Let’s start with this: stress is a perfectly normal reaction for your body. The human body is wired to react to physical and emotional challenges. So, whatever it is that you’re feeling is perfectly normal. But, we do need to make sure that our stress levels are balanced for the sake of our physical and mental well-being.
What is stress?
Stress is the body’s response to a challenge or demand. We all experience stress triggered by a range of events, from small daily hassles to significant life changes like a divorce or loss of a job. The stress response includes physical components, such as an elevated heart rate and blood pressure, thoughts and personal beliefs about the stressful event, and emotions, including fear and anger. Although we often think of it as unfavorable, stress can also come from positive life changes, like getting a promotion at work or having a baby.
How can we handle stress in healthy ways?
Stress serves an essential purpose — it enables us to respond quickly to threats and avoid danger. However, lengthy exposure to stress may lead to mental health difficulties or increased physical health problems. As we’re now one year into the COVID-19 pandemic, it seems like almost everyone is coping with high levels of stress, and it’s worth noting that increased stress levels can interfere with our ability to deal with physical illness, as well.
While we can’t avoid all stress, we can find ways to create healthy habits that help us relax.
Eat healthy food and drink more water: Consuming a nutritious, balanced diet can combat stress. Try to reduce your caffeine intake – high levels of caffeine can increase some physical symptoms of anxiety, such as palpitations and high blood pressure. If you have any concerns about your diet, consult your doctor.
Exercise regularly. In addition to having physical health benefits, exercise is a powerful stress reliever. Consider non-competitive aerobic exercise, strength training with weights, or movement activities like yoga or Tai Chi, and set reasonable goals for yourself.

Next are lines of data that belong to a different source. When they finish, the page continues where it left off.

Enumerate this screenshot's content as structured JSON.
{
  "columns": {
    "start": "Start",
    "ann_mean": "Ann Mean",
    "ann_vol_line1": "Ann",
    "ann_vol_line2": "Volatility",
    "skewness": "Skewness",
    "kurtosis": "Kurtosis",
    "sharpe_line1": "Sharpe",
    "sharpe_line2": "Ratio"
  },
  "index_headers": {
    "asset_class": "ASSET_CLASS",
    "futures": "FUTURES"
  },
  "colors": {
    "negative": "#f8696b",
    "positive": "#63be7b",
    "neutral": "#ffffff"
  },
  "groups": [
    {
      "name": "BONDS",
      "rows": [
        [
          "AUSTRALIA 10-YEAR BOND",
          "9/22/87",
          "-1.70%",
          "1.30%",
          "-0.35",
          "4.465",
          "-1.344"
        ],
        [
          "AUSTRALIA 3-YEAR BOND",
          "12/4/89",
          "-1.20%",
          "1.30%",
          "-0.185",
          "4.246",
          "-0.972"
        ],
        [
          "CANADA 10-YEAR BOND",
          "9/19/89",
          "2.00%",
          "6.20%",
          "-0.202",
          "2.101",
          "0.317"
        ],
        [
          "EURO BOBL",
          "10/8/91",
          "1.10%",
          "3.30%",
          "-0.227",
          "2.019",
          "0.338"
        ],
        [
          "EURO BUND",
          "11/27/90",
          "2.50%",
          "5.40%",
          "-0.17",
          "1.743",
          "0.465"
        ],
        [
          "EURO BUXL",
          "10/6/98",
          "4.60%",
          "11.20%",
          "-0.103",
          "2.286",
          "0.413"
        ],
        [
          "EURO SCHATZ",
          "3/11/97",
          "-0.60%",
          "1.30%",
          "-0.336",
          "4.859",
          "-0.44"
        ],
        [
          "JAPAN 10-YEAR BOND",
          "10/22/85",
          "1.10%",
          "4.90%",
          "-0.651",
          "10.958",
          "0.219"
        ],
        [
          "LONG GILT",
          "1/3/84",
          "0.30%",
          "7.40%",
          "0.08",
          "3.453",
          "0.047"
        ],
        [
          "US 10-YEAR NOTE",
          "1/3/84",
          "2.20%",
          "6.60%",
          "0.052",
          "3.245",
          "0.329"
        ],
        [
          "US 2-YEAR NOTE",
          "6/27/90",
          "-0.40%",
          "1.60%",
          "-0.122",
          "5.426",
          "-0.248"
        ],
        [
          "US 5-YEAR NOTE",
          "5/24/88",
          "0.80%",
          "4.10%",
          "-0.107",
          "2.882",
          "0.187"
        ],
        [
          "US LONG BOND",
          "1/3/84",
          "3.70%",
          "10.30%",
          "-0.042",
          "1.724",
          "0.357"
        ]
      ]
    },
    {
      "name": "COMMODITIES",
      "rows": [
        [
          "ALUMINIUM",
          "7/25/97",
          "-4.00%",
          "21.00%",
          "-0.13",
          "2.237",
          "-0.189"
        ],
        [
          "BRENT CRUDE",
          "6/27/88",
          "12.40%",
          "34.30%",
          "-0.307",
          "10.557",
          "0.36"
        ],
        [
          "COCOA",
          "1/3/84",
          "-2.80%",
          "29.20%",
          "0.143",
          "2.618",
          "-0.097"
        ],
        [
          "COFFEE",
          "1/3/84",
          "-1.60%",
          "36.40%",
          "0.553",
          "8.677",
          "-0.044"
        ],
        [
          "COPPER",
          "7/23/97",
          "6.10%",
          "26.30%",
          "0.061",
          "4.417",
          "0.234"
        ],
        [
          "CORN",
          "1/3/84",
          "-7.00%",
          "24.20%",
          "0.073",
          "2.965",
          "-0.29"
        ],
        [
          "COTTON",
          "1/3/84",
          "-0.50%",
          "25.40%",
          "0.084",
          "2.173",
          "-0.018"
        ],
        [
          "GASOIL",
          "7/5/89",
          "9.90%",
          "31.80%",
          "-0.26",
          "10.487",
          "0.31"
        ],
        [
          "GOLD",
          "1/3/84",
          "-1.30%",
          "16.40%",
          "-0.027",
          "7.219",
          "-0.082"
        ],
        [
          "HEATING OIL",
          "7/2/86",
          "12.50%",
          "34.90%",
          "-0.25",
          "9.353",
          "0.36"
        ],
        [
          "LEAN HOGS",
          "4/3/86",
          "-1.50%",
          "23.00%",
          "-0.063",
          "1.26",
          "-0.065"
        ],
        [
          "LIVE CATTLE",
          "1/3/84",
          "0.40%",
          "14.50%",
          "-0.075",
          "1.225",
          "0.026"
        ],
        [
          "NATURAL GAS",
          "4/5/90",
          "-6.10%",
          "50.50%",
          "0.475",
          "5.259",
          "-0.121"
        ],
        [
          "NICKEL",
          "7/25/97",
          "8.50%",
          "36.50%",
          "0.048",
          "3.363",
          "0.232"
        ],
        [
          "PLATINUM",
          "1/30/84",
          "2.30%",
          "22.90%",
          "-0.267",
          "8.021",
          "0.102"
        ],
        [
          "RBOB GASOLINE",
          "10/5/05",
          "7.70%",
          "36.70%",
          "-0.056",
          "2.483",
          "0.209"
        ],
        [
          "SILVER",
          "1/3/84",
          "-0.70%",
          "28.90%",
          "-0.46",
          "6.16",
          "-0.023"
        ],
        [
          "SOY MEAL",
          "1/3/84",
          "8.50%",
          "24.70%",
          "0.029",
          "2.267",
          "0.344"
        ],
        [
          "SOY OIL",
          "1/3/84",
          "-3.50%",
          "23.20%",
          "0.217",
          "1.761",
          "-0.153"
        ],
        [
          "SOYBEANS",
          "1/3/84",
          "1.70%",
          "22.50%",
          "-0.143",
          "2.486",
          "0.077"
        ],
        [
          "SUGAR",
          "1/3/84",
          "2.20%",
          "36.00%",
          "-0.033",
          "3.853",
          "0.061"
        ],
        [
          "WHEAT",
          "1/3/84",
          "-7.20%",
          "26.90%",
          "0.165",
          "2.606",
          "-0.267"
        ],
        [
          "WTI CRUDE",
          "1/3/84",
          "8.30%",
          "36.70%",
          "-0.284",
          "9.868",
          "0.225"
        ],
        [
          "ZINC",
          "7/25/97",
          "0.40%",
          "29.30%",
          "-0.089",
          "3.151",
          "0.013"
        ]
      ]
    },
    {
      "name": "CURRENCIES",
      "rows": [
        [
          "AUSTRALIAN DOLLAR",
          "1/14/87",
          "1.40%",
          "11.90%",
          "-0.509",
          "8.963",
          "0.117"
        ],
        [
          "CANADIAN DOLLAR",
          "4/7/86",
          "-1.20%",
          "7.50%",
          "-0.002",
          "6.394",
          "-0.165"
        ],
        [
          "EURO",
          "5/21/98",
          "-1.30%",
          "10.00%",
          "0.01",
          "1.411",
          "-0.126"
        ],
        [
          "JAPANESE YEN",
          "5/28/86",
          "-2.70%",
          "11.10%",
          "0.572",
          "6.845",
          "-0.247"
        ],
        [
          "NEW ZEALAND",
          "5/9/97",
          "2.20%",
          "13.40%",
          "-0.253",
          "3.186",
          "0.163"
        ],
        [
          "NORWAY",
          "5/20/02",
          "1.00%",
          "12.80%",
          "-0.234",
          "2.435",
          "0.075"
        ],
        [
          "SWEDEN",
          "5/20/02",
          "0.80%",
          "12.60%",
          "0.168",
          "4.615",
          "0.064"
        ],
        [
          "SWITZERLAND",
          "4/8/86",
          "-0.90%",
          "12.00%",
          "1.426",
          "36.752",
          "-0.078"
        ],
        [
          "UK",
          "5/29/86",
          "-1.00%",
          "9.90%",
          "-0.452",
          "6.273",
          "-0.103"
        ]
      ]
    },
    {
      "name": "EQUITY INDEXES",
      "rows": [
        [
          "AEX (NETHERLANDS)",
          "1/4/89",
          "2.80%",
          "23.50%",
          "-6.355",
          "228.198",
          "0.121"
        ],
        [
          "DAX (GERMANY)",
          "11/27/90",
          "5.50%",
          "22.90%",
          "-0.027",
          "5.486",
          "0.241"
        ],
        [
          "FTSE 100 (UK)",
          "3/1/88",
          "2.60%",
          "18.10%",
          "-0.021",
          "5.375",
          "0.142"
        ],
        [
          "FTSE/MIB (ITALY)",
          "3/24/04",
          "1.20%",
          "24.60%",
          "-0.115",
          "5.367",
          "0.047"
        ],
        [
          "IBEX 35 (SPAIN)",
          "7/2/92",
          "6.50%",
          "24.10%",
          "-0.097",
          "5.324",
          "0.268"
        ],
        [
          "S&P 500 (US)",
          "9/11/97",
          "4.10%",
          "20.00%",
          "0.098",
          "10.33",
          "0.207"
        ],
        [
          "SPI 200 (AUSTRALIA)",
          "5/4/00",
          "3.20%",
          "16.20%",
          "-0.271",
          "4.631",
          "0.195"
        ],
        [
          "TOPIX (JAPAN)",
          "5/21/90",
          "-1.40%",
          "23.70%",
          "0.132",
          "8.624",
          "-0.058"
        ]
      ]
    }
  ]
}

This isn’t a competition – it’s about you taking care of yourself. Whatever it is that you do is good enough for you.
Practice relaxation techniques. Taking the time to relax every day helps manage stress and protect the body from the effects of stress. You can choose from various methods, such as deep breathing, imagery, progressive muscle relaxation, or mindfulness meditation. Many web and smartphone apps are available to guide you through these techniques.
Reduce triggers of stress. If you’re like most people, your life may be filled with too many things to do, and too little time to do them. Free up some time by practicing time-management skills like asking for help when it’s appropriate, setting priorities, pacing yourself, and reserving some time to take care of yourself.
Set realistic goals and expectations. It’s ok — and healthy — to realize you can’t be 100% successful at everything, all the time. Be mindful of the things you can control, and accept the things you can’t control.
Sell yourself to yourself. When you’re feeling overwhelmed, remind yourself of what you do well. Have a healthy sense of self-esteem.
Find your circle of support. Spending time with people who are currently going through similar challenges as yours can help you immensely. Find the right circle for you and surround yourself with supportive people.
Feel like you’re ready to try some relaxing methods? Here are some that we love:
Deep breathing exercises
Progressive muscle relaxation
Mental imagery relaxation
If you feel like your stress levels are harming you in any way, physically or mentally, please consult your healthcare provider.
What to do if you have trouble sleeping
Insomnia, or difficulty with sleeping, is a common symptom of stress. Please note that insomnia can also be a symptom of illness, so make sure to talk to your doctor, if needed. If you are experiencing sleep issues related to stress, here are some things you can do:
Establish a regular sleep schedule – go to bed and get up at the same time every day.
Make sure your bed and surroundings are comfortable.
Keep your bedroom dark and quiet.
Use your bedroom for sleeping only -don’t work or watch TV in your bedroom.
If you feel nervous or anxious, talk to your spouse, partner, or a trusted friend or find a support group to help get your troubles off your mind.
Listen to relaxing music.
If you can’t sleep, get up and do something relaxing until you feel tired -don’t stay in bed worrying about when you’re going to fall asleep.
Maintain a regular exercise routine, but don’t exercise within two to three hours before the time you go to bed.
Remember – we’re all experiencing some significant changes in our lives. It’s ok to feel stress and to feel overwhelmed. Find your Circles of Support, and always find the time to take care of yourself.